Moncton renforce la protection de son patrimoine

Le conseil municipal de Moncton a validé en comité plénier deux projets de préservation du patrimoine. La Ville veut faciliter l’obtention de subventions par les propriétaires de bâtiments historiques et protéger légalement plus d’édifices.

La Ville de Moncton souhaite accorder davantage de fonds disponibles dans le cadre de sa subvention au patrimoine. Ils s’élèvent à 55 000$ pour l’année 2021 (en augmentation de 10 000$ par rapport aux dix ans précédents).

Cette aide est destinée aux propriétaires de bâtiments patrimoniaux qui prévoient effectuer des rénovations et sauvegarder le cachet historique de la cité.

«Nous ne dépensons pas tout l’argent chaque année, mais presque, a constaté l’agent municipal responsable du dossier, Jean-Pierre Charron. J’ai vu des candidats abandonner le processus de demande en étant frustrés.»

La Ville souhaite donc le simplifier et le rendre plus flexible. Elle pense par exemple exiger une seule estimation de coût au lieu de deux et permettre une candidature par année au lieu de deux tous les quatre ans.

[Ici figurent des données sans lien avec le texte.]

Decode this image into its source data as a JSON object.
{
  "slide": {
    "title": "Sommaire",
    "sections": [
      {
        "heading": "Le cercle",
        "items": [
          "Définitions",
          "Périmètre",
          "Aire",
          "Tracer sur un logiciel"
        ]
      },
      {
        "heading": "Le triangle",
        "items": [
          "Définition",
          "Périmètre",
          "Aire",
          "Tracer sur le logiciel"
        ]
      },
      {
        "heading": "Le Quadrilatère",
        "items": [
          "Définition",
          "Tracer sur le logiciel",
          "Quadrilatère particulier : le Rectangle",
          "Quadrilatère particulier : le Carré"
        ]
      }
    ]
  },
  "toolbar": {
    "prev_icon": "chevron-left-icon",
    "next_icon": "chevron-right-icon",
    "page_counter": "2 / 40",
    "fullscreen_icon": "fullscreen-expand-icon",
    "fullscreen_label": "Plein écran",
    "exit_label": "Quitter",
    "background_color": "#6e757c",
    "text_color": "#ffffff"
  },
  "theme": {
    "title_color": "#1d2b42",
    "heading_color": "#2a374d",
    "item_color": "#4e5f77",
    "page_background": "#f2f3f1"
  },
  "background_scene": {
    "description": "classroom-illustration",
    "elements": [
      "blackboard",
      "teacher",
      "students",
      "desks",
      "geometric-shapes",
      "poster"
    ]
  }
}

«Si nous voyons que la subvention est maximisée, il y aura des réflexions lors de l’adoption des prochains budgets», a souligné le directeur municipal, Marc Landry, à propos d’une augmentation des fonds disponibles.

Les conseillers municipaux ont approuvé ce projet à l’unanimité. Ils voteront à ce sujet le 15 mars.

La Ville de Moncton souhaite d’autre part désigner plus de bâtiments dans le cadre de son arrêté sur la protection du patrimoine. Leurs propriétaires seraient ainsi poussés à les restaurer de manière à préserver leur aspect historique d’origine.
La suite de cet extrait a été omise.